Martina Pereyra hizo estallar, sin saberlo, una polémica dentro de Gran Hermano. Cuando falleció su abuela, ella estaba adentro del reality y según pidió su propia familia, no le dijeron nada. Ella, ajena a esta tristeza, continuó enviándole saludos a su abuelita. Caminaba con la ligereza ingenua de quien aún cree que puede abrazar el pasado. Frente a la cámara, con los ojos encendidos por una esperanza suave, lanzó un gesto que heló la sangre del público: “Un saludo a mi abuelita, que la amo”.
Ese beso lanzado al aire fue, sin saberlo, un epitafio. Una puñalada blanda, repetida en cada gala de nominación, que se clavaba una y otra vez en el corazón de los espectadores que ya conocían la verdad: la abuela de Martina había fallecido.
El pasado miércoles, la casa de Gran Hermano volvía a ser un escenario de nominaciones, estrategias y traiciones. Pero esa noche, algo cambió. Un saludo, una frase inocente, se volvió un símbolo desgarrador de lo no dicho. Porque Martina, quien ingresó al juego el 2 de diciembre, aún ignoraba que su abuela —una presencia constante, casi una figura tutelar que hasta asistía a la tribuna— había fallecido meses atrás.
La noticia la reveló en febrero Ángel de Brito en su programa. Lo hizo como quien debe lanzar una bomba sin previo aviso: “Murió la abuela de una participante y no se lo dijeron por decisión de la familia”. El nombre apareció poco después: Martina Pereyra.
Y entonces todo cambió. Cada vez que ella mencionaba a su abuela, los espectadores del otro lado de la pantalla se estremecían. No era un gesto trivial. Era un grito de amor en la oscuridad. Un puente tendido hacia una persona que ya no estaba.
“Yo hablé con Delfina, su hermana”, explicó el panelista Federico Bongiorno. “Ellos decidieron no contarle porque no está pasando un buen momento en la casa. Está angustiada. Y sentían que esta información, que no se puede revertir, le sumaría un estrés imposible de procesar en ese contexto”.
Fue entonces cuando el espectáculo se transformó en tragedia. Una tragedia griega, donde el protagonista desconoce el destino fatal que ya está escrito, mientras todos los demás lo saben.

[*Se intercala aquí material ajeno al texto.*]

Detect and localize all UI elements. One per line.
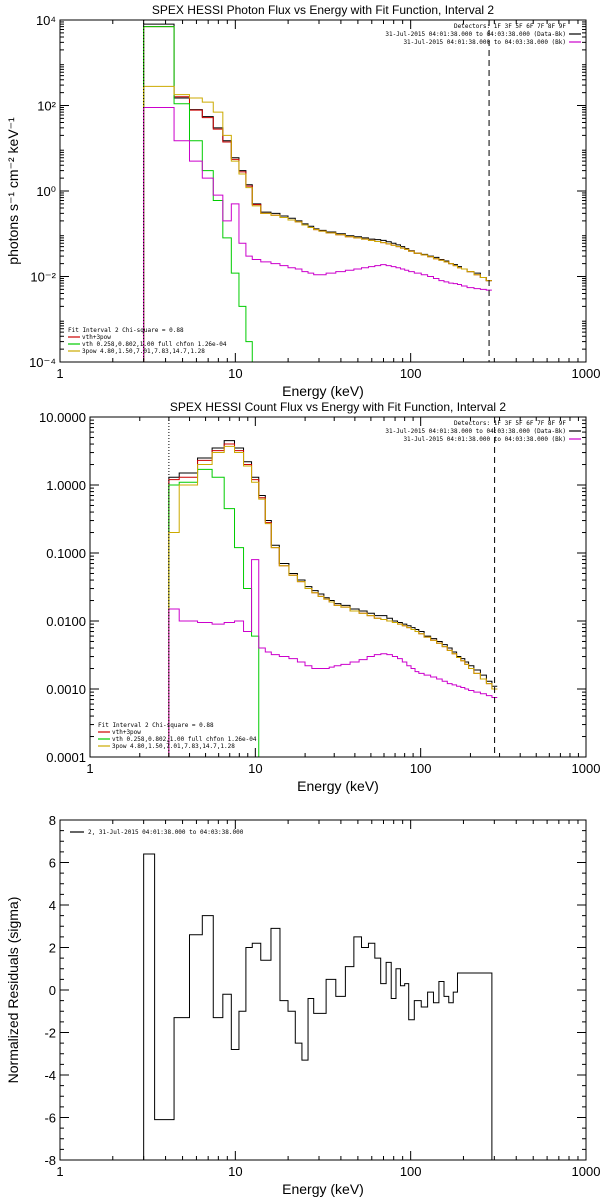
count-series-3 xyxy=(168,445,498,757)
resid-y-tick-label: -2 xyxy=(44,1026,56,1041)
photon-series-3 xyxy=(143,85,492,362)
photon-legend-top-2: 31-Jul-2015 04:01:38.000 to 04:03:38.000… xyxy=(403,39,566,46)
resid-y-tick-label: 0 xyxy=(49,983,56,998)
count-y-tick-label: 1.0000 xyxy=(46,478,86,493)
count-legend-top-2: 31-Jul-2015 04:01:38.000 to 04:03:38.000… xyxy=(403,436,566,443)
photon-y-axis-label: photons s⁻¹ cm⁻² keV⁻¹ xyxy=(5,117,21,265)
photon-legend-top-1: 31-Jul-2015 04:01:38.000 to 04:03:38.000… xyxy=(385,31,566,38)
count-series-0 xyxy=(168,440,498,757)
photon-legend-bottom-3: 3pow 4.80,1.50,7.01,7.83,14.7,1.28 xyxy=(82,348,205,355)
resid-x-tick-label: 10 xyxy=(228,1164,242,1179)
photon-series-4 xyxy=(143,106,492,362)
count-y-tick-label: 0.0001 xyxy=(46,750,86,765)
photon-x-tick-label: 10 xyxy=(228,366,242,381)
photon-x-tick-label: 100 xyxy=(400,366,422,381)
photon-legend-bottom-1: vth+3pow xyxy=(82,334,111,341)
resid-x-axis-label: Energy (keV) xyxy=(282,1181,364,1197)
count-y-tick-label: 0.0100 xyxy=(46,614,86,629)
count-x-tick-label: 1000 xyxy=(572,761,600,776)
count-series-2 xyxy=(168,468,266,757)
resid-y-tick-label: -8 xyxy=(44,1153,56,1168)
resid-x-tick-label: 1000 xyxy=(572,1164,600,1179)
resid-y-tick-label: 4 xyxy=(49,898,56,913)
residuals-chart: 1 10 100 1000 -8 -6 -4 -2 0 2 4 6 8 Energy (keV) Norma… xyxy=(5,813,600,1197)
count-legend-bottom-0: Fit Interval 2 Chi-square = 0.88 xyxy=(98,722,214,729)
photon-y-tick-label: 10² xyxy=(37,99,56,114)
resid-y-tick-label: 8 xyxy=(49,813,56,828)
count-chart-title: SPEX HESSI Count Flux vs Energy with Fit… xyxy=(170,400,506,414)
resid-legend-0: 2, 31-Jul-2015 04:01:38.000 to 04:03:38.… xyxy=(88,829,244,836)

Las redes, ese espejo brutal y sin filtros de la opinión pública, ardieron. “El trauma que le van a dejar por no decirle”. “No le dieron la posibilidad de despedirse”. “Va a sufrir mucho cuando se entere”. La indignación era generalizada. ¿Hasta dónde puede llegar el silencio? ¿Qué derecho tiene una familia —o un programa de televisión— a administrar el dolor ajeno?
Pero la familia se mantuvo firme. Cuando LAM los abordó, la respuesta fue tajante: “Fue una decisión familiar. No vamos a hablar de eso. Cuando salga, se lo contaremos...”.
El domingo, finalmente, Martina salió de la casa. Ya no hay cámaras 24/7. Ya no hay gala ni confesionario. Ahora hay un cuarto de hotel, una transición, una espera. Y una certeza que aún no se le reveló.
En redes, el tema volvió a explotar. “Solo puedo pensar en cómo se va a enterar. Eso me hace percha”. El foco del reality, por primera vez en meses, dejó de ser el juego. La trama ya no gira en torno a alianzas o nominaciones. Gira en torno al instante preciso en que a una joven le digan: ya no está.
Hay tres posibilidades. Que sean los psicólogos del ciclo quienes le informen lo ocurrido. Que lo haga su familia, en una visita privada, íntima, contenida. O que se espere a la gala de este lunes, en vivo, para que el momento sea parte del espectáculo.
La tercera opción hiela la sangre. Convertir el dolor genuino en contenido televisivo sería la forma más descarnada de cerrar esta historia. Pero Gran Hermano nunca fue un programa de sutilezas.
Mientras tanto, Martina —ajena aún al naufragio emocional que le espera— sigue siendo la chica que lanzaba besos al aire, creyendo que del otro lado había alguien que los recibía. El aire estaba vacío.